Most Frequently Asked Patient Questions, and How to Deal with Them

When you run a sleep center you will come across patients who have a number of doubts. While some of them are likely to be about specific issues the patient is going through, there will be others that almost all patients ask. Here are a few of the most frequently asked patient questions and tips on how you can deal with them:

I think I have a sleep condition. How can I confirm this?

Patients who suspect that they have a sleep condition should first meet their primary care doctor. Ask them to visit the doctor they usually go to. Inform them about what they are likely to be asked during the consultation. Most doctors ask about sleep patterns and alertness during the day. Doctors base their diagnosis on these details. In case a patient shows signs of a sleep condition, the doctors will refer him or her to a sleep center for an evaluation. Inform the patient that the evaluation will be followed by a sleep study.

I have been diagnosed with a sleep condition. What do I do next?

Once a patient has been diagnosed with a sleep condition, he will have to go in for treatment. The most common treatments are quite simple. The patient may have to change his daily lifestyle to include exercises, adopt stress management techniques and follow a healthier diet. Reassure the patient that these are not likely to require him to make drastic changes. 


A few patients may require surgery or medications. In that case, have the patient's primary health care provider look at his report. The physician may call him in for a consultation. Discussions about these situations are generally done face-to-face. 

What happens during a sleep study?

The patient should be told that sleep studies generally take place overnight. During that time, physiological activities that take place when the person is asleep are recorded. The patient should be told about the equipments that will be used. When they know what to expect in a sleep study, they will be able to adjust to the change in sleeping arrangement. Patients should be informed whether studies take place in a private room at the sleep center or at their home. Some patients will want to go for the option of getting the recordings done at their home. 

If I opt for a sleep study, will my insurance cover it?

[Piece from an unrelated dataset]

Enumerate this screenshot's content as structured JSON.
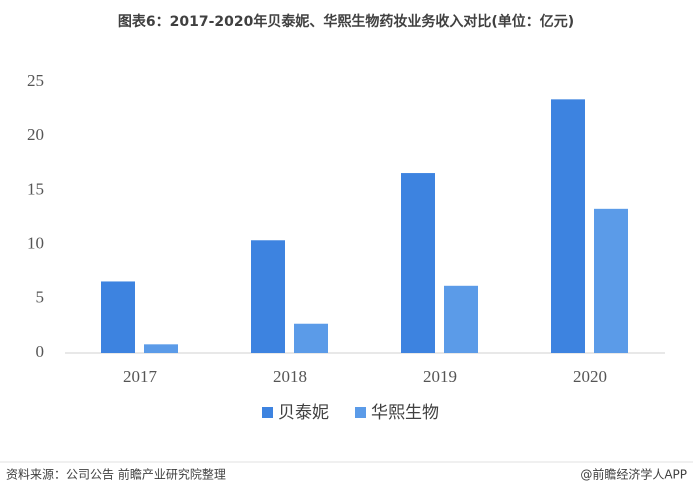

It is possible that some insurance plans may not cover sleep studies. Patients should be directed to find out whether their plan covers the sleep center costs or not. The best person who can give them information about this is the insurance provider. 

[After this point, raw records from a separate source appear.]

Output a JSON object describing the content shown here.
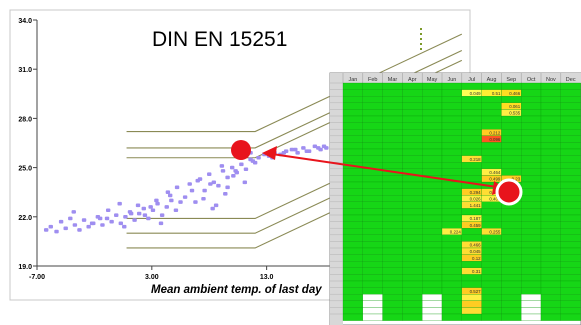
{
  "chart_data": {
    "type": "scatter",
    "title": "DIN EN 15251",
    "xlabel": "Mean ambient temp. of last day",
    "xlim": [
      -7,
      20
    ],
    "ylim": [
      19,
      34
    ],
    "x_ticks": [
      -7,
      3,
      13
    ],
    "x_tick_labels": [
      "-7.00",
      "3.00",
      "13.0"
    ],
    "y_ticks": [
      19,
      22,
      25,
      28,
      31,
      34
    ],
    "y_tick_labels": [
      "19.0",
      "22.0",
      "25.0",
      "28.0",
      "31.0",
      "34.0"
    ],
    "comfort_lines": [
      {
        "y_flat": 27.2,
        "x_break": 12,
        "slope": 0.33
      },
      {
        "y_flat": 26.2,
        "x_break": 12,
        "slope": 0.33
      },
      {
        "y_flat": 25.6,
        "x_break": 12,
        "slope": 0.33
      },
      {
        "y_flat": 21.9,
        "x_break": 12,
        "slope": 0.33
      },
      {
        "y_flat": 21.0,
        "x_break": 12,
        "slope": 0.33
      },
      {
        "y_flat": 20.1,
        "x_break": 12,
        "slope": 0.33
      }
    ],
    "points": {
      "x": [
        -6.2,
        -5.8,
        -5.3,
        -4.9,
        -4.5,
        -4.1,
        -3.7,
        -3.3,
        -2.9,
        -2.5,
        -2.1,
        -1.7,
        -1.3,
        -0.9,
        -0.5,
        -0.1,
        0.3,
        0.7,
        1.1,
        1.5,
        1.9,
        2.3,
        2.7,
        3.1,
        3.5,
        3.9,
        4.3,
        4.7,
        5.1,
        5.5,
        -3.8,
        -2.2,
        -0.8,
        0.6,
        1.8,
        2.9,
        3.8,
        4.6,
        -1.5,
        0.2,
        1.2,
        2.4,
        3.4,
        4.4,
        5.2,
        5.9,
        6.3,
        6.8,
        7.2,
        7.6,
        8.0,
        8.4,
        8.8,
        9.2,
        9.6,
        10.0,
        10.4,
        10.8,
        11.2,
        11.6,
        12.0,
        6.5,
        7.0,
        7.5,
        8.1,
        8.6,
        9.1,
        9.6,
        10.1,
        10.6,
        11.1,
        11.6,
        8.3,
        9.4,
        10.3,
        11.0,
        11.8,
        12.3,
        12.8,
        13.2,
        13.7,
        14.2,
        14.7,
        15.2,
        15.7,
        16.2,
        16.7,
        17.2,
        17.7,
        18.2,
        13.5,
        14.5,
        15.5,
        16.5,
        17.5,
        18.0
      ],
      "y": [
        21.2,
        21.4,
        21.1,
        21.7,
        21.3,
        21.9,
        21.5,
        21.2,
        21.8,
        21.4,
        21.6,
        22.0,
        21.5,
        21.9,
        21.7,
        22.1,
        21.6,
        22.0,
        22.3,
        21.8,
        22.2,
        22.5,
        21.9,
        22.4,
        22.8,
        22.1,
        22.6,
        23.0,
        22.4,
        22.9,
        22.3,
        21.6,
        22.4,
        21.4,
        22.7,
        22.6,
        21.6,
        23.3,
        21.9,
        22.8,
        22.2,
        22.1,
        23.0,
        23.5,
        23.8,
        23.2,
        24.0,
        22.9,
        24.3,
        23.6,
        24.6,
        24.1,
        23.9,
        24.8,
        24.4,
        25.0,
        24.7,
        25.2,
        24.9,
        25.5,
        25.3,
        23.6,
        24.2,
        23.1,
        24.0,
        22.7,
        25.1,
        23.8,
        24.5,
        25.8,
        24.1,
        25.9,
        22.5,
        23.4,
        24.8,
        25.7,
        25.4,
        25.6,
        25.8,
        25.7,
        25.9,
        25.8,
        26.0,
        26.1,
        25.9,
        26.2,
        26.0,
        26.3,
        26.1,
        26.2,
        25.6,
        25.9,
        26.1,
        26.0,
        26.2,
        26.3
      ],
      "color": "#9f8ef0"
    },
    "marker_color": "#e8141c",
    "arrow_color": "#e8141c"
  },
  "table": {
    "columns": [
      "Jan",
      "Feb",
      "Mar",
      "Apr",
      "May",
      "Jun",
      "Jul",
      "Aug",
      "Sep",
      "Oct",
      "Nov",
      "Dec"
    ],
    "cell_color": "#16d616",
    "highlight_values": [
      "0.049",
      "0.51",
      "0.466",
      "0.061",
      "0.535",
      "0.212",
      "0.096",
      "0.218",
      "0.464",
      "0.499",
      "0.23",
      "0.294",
      "0.256",
      "0.026",
      "0.406",
      "1.441",
      "0.187",
      "0.459",
      "0.224",
      "0.255",
      "0.466",
      "0.045",
      "0.12",
      "0.31",
      "0.527"
    ]
  }
}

How can I find out about my sleep study results?

Depending on your center's policy, patient results may get posted directly on an internal system or sent to a primary care physician. Based on this, patients will have to be told where they can find the results of their sleep study. If it is posted online and it is a secure system, assure patients about it. In case the results are assessed and forwarded along with recommendations to the primary health care provider, the patient will have to know who he should meet - the health care provider or the physician at the sleep center.

Do I have to prepare on the day I come in for the sleep study? If so, what should I do?

Give the patients a list about what they should and should not do on the day they come in for the sleep study. Here are some of the points that should ideally be on the list:


Do's:

  • Wear comfortable, loose clothing.
  • If there are prescribed medicines that you are supposed to have regularly, take them at scheduled times on the day of the study too.
  • Bring toiletries.
  • Carry items that will make you feel comfortable during the study. This is recommended especially for children.
  • Wash your body and hair before coming in for the test. This will allow the electrodes, which will be attached to your head and body to record readings, stay in place. The readings will be accurate only if the electrodes are attached properly.

Don'ts:

  • Don't wear garments made of silk or synthetics. 
  • Don't take medications for sleeping. 
  • Don't drink caffeine, alcohol or caffeinated drinks on the day of the test.
  • Don't take a nap during the day. 

My child has to be brought in for a sleep study. What should I keep in mind?

In addition to the points mentioned above, parents will have to keep in mind a few more. Based on your sleep center's policy, inform parents whether they will be allowed to stay during the study. If they can, let them know what will be expected of them. For instance, they may have to take care of a few responsibilities like administering medicines and food, and changing diapers if the patient is an infant.